The next battle in the civil war within the Republican Party will be fought in Mississippi.
On Friday, six-term U.S. Senator Thad Cochran announced he would run for reelection in 2014, setting up a divisive June primary campaign against state senator Chris McDaniel. Cochran, who turns 76 on Saturday, was long considered likely to retire based on his age, his relatively lackluster recent fundraising, and McDaniel’s candidacy. However, he confounded expectations and set the stage for what will be yet another bruising battle between the Republican Establishment and the Tea Party.
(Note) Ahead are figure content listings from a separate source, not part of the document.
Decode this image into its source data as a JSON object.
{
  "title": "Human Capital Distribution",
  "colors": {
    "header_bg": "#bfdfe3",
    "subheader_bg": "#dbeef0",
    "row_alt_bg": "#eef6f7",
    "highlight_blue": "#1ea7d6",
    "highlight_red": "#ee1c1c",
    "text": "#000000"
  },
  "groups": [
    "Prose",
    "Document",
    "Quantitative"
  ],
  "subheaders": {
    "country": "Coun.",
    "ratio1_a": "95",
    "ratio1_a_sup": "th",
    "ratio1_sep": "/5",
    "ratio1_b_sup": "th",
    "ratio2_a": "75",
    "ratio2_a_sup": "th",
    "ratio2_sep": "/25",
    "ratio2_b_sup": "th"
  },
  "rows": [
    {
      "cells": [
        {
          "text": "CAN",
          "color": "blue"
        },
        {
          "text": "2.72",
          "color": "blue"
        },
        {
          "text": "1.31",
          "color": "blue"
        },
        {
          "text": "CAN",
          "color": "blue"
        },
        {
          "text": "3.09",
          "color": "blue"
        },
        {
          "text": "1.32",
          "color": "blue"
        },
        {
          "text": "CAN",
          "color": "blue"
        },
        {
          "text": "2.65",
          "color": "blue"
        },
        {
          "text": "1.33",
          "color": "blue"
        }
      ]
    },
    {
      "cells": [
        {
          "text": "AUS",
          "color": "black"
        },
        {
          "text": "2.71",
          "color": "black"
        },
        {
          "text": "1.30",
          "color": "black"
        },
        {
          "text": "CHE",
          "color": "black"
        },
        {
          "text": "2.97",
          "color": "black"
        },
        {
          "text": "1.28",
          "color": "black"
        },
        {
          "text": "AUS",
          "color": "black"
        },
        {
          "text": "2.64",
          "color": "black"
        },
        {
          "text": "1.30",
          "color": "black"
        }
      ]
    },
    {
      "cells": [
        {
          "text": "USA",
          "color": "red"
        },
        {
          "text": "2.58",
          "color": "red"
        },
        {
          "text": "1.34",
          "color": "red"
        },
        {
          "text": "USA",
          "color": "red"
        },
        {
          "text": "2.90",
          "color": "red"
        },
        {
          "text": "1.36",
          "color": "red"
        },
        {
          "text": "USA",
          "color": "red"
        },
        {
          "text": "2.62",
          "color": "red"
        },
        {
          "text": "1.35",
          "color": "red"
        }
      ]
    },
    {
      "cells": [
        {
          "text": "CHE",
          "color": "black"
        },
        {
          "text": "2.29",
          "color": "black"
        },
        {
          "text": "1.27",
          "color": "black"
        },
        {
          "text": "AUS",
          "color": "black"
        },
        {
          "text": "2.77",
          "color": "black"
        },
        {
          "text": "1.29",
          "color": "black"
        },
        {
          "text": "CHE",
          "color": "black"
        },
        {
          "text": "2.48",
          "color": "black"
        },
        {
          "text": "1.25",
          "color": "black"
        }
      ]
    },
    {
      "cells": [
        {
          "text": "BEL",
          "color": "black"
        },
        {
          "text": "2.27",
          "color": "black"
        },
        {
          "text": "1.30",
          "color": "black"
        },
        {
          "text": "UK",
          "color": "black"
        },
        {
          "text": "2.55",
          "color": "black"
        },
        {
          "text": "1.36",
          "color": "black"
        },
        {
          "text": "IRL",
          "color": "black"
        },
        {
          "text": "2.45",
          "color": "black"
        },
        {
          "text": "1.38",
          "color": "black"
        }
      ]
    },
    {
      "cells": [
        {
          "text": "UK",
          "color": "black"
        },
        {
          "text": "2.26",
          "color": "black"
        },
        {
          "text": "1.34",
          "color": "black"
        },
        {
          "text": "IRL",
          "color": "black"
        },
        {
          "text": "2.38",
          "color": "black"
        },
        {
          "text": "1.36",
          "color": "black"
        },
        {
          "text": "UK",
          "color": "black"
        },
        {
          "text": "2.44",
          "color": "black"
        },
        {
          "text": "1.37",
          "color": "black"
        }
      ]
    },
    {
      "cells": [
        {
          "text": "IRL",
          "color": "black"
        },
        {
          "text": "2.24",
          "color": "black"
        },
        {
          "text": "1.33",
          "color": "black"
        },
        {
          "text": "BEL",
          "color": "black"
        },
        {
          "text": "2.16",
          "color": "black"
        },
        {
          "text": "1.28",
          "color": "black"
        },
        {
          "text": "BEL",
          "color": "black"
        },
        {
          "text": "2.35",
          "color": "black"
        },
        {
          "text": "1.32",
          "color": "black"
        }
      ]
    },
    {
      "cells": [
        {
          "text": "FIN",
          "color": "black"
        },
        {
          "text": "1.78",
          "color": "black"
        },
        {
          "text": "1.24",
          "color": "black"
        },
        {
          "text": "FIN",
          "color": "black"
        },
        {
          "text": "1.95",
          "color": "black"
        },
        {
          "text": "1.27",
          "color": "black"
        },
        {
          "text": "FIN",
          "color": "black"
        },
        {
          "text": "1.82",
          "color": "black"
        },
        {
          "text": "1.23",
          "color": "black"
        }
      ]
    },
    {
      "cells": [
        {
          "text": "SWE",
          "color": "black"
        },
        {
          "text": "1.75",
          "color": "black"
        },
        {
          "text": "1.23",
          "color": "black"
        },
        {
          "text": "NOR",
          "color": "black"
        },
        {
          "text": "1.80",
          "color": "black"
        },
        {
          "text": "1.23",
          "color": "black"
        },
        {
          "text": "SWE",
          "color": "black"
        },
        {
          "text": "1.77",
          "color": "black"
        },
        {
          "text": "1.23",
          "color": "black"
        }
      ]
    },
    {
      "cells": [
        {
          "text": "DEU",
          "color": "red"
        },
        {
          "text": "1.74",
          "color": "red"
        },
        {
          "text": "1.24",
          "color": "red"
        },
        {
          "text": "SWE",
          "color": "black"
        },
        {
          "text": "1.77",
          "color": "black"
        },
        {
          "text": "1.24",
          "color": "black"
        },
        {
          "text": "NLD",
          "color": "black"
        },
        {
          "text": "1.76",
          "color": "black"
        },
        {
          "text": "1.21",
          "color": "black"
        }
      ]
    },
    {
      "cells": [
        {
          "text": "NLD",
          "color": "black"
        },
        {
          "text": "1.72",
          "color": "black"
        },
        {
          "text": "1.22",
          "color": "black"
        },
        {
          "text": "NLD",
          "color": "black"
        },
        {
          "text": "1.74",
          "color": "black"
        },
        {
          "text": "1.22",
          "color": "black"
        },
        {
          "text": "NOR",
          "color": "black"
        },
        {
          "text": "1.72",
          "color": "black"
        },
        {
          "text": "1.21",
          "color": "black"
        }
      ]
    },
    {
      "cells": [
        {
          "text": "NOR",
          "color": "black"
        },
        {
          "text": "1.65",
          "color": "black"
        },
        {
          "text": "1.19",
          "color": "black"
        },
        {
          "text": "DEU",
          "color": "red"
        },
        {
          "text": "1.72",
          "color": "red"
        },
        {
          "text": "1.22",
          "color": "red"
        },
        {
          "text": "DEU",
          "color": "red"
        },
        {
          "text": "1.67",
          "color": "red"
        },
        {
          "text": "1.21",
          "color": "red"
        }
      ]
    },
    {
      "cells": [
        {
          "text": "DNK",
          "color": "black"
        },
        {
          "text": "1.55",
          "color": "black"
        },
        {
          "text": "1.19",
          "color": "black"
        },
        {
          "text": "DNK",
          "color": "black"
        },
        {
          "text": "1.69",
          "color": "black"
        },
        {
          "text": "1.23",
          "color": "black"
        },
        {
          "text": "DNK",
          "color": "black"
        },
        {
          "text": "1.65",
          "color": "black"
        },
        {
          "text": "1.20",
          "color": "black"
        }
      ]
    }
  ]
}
Like Mitch McConnell, who facing his own primary challenge in Kentucky, Cochran was a formative figure in building his state’s Republican Party. He was the first Republican senator elected from the Magnolia State since Reconstruction and an played important role in the state’s transformation from a Democratic stronghold of the Solid South to a deep-red GOP bastion. However, unlike McConnell, Cochran rarely sought the spotlight. While his former colleague Trent Lott became a national figure as Senate Majority Leader, Cochran kept to the background and worked on bringing federal money home. He eventually rose to chairman of the Senate Appropriations Committee and would be in line to resume that position in 2014 if he keeps his seat and the GOP takes control of the Senate. But he may not keep his seat.
Cochran is facing a challenge from Chris McDaniel, a state senator who is backed by right-wing groups like the Senate Conservative Fund and the Club for Growth. McDaniel announced in October that he would be running for the seat and he and his supporters have attacked Cochran for not being sufficiently conservative. In a statement, Chris Chocola, president of the Club of Growth and a McDaniel backer, said “Senator Thad Cochran has done some good things for Mississippi, but he’s also done some bad things. He voted to bail out Fannie Mae and Freddie Mac, voted repeatedly to raise the debt limit by trillions of dollars, and even voted against a resolution that stated Congress has a ‘moral obligation’ to cut spending.” In the past, McDaniel has attacked Cochran as having not been a conservative vote or “conservative champion” as well.
The incumbent is already rallying establishment support though. He received the backing of the state’s other Republican senator, Roger Wicker, and will hold a $5,000-a-head fundraiser next week with McConnell.
The Cochran-McDaniel face-off is the latest major establishment vs. Tea Party showdown in the Deep South. Last month, in a special election in a congressional district on Alabama’s Gulf Coast, former GOP state senator Bradley Byrne narrowly edged Tea Party activist Dean Young.